The difference in size for the degree-of-freedom (DoF) vectors between ("CG",2) and ("CG",1) is not surprising, since a quadratic CG space has more DoFs than a linear one.

I think maybe there is some confusion here, though, since it looks like you’re trying to interpolate a vector-valued Expression into a scalar-valued space. Keep in mind that the “2” in the construction of V2 refers to the polynomial degree of the shape functions, not the dimension of functions’ values at points. This is why calling B3.interpolate(B2) results in an error. What you need is to define V2 as a VectorFunctionSpace (which can be imported from dolfinx.fem alongside FunctionSpace) to interpolate the gradient of a scalar field, which is a vector field.
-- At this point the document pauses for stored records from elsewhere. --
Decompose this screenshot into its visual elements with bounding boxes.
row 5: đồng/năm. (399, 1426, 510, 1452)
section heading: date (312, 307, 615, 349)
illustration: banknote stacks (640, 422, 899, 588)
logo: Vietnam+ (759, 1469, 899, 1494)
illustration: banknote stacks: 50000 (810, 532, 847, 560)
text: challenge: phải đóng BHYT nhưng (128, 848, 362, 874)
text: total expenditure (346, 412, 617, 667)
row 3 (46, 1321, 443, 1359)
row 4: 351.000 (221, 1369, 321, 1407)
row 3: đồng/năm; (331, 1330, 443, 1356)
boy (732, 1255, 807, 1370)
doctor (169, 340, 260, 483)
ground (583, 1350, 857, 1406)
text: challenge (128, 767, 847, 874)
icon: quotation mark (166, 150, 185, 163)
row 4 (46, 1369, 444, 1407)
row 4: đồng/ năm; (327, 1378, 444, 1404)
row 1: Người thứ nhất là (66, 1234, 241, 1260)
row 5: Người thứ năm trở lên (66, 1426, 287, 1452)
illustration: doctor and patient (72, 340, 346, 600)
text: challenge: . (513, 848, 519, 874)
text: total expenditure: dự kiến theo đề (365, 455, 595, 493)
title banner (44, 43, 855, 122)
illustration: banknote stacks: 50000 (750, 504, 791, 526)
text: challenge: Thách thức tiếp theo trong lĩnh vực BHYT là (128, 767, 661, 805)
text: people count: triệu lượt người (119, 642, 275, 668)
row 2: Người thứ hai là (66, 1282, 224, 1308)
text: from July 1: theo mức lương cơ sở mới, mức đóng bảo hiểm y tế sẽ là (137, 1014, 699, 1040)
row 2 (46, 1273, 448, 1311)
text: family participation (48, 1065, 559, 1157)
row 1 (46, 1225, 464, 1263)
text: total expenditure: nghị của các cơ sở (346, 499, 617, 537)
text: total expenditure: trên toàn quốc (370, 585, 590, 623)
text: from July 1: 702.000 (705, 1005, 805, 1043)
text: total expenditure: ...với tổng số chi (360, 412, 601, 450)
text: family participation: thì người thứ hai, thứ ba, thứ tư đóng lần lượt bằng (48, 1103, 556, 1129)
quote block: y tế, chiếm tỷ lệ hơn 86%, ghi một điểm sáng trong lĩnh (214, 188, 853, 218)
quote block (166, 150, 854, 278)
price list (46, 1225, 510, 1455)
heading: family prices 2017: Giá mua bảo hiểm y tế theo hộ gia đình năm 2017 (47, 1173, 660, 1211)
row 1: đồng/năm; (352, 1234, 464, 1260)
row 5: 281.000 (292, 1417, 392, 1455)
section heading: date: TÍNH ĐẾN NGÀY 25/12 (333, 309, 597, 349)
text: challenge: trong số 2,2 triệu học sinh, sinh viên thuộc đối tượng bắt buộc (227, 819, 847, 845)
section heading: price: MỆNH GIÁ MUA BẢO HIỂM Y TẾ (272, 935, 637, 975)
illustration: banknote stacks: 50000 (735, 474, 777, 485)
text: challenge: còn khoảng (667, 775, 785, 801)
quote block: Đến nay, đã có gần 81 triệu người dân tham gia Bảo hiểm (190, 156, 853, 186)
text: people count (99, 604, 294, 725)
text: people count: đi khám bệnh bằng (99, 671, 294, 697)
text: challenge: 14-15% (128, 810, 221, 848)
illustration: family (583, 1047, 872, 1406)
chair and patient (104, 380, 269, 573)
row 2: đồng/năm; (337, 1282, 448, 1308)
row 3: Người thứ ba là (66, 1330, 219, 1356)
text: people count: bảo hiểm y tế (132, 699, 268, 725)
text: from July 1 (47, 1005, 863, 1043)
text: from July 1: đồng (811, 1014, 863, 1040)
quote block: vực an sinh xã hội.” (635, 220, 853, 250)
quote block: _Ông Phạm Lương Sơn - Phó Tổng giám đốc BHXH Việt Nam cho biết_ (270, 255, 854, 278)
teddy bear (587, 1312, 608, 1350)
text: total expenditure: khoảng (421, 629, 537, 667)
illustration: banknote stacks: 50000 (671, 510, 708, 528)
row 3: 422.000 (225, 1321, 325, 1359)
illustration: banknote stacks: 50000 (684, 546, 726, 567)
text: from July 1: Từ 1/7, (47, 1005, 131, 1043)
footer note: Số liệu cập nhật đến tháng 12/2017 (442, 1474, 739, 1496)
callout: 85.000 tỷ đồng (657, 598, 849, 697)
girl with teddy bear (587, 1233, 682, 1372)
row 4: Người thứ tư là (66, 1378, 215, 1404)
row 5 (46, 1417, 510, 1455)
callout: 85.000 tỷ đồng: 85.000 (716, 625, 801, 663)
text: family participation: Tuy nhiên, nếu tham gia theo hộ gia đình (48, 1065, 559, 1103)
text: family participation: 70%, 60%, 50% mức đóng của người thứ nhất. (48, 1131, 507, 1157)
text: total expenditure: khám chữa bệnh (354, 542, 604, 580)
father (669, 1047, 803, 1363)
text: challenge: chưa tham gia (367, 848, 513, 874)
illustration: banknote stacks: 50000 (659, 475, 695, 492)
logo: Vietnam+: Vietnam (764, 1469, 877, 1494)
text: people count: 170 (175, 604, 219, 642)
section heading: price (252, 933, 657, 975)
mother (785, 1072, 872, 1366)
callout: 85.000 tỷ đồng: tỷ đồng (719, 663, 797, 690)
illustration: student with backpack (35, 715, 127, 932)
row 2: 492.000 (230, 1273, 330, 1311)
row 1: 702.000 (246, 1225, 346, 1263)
Another point to keep in mind is that spatial differentiation will decrease polynomial degree and continuity. On simplices (i.e., triangles or tetrahedra), the gradient of a ("CG",1) function will be constant on each element and discontinuous between elements, i.e, a ("DG",0) (vector-valued) function. Thus, the “correct” space to use (assuming you want the exact gradient of a ("CG",1) function) is

V2 = VectorFunctionSpace(mesh, ("DG", 0))
2 Likes

Sorry in my code it works B3.interpolate(B2). My problem is: I need to multiply the two arrays uh and B3 together. Is there any way to align the two arrays?

You would then need to interpolate them into a common function space, or use a projection.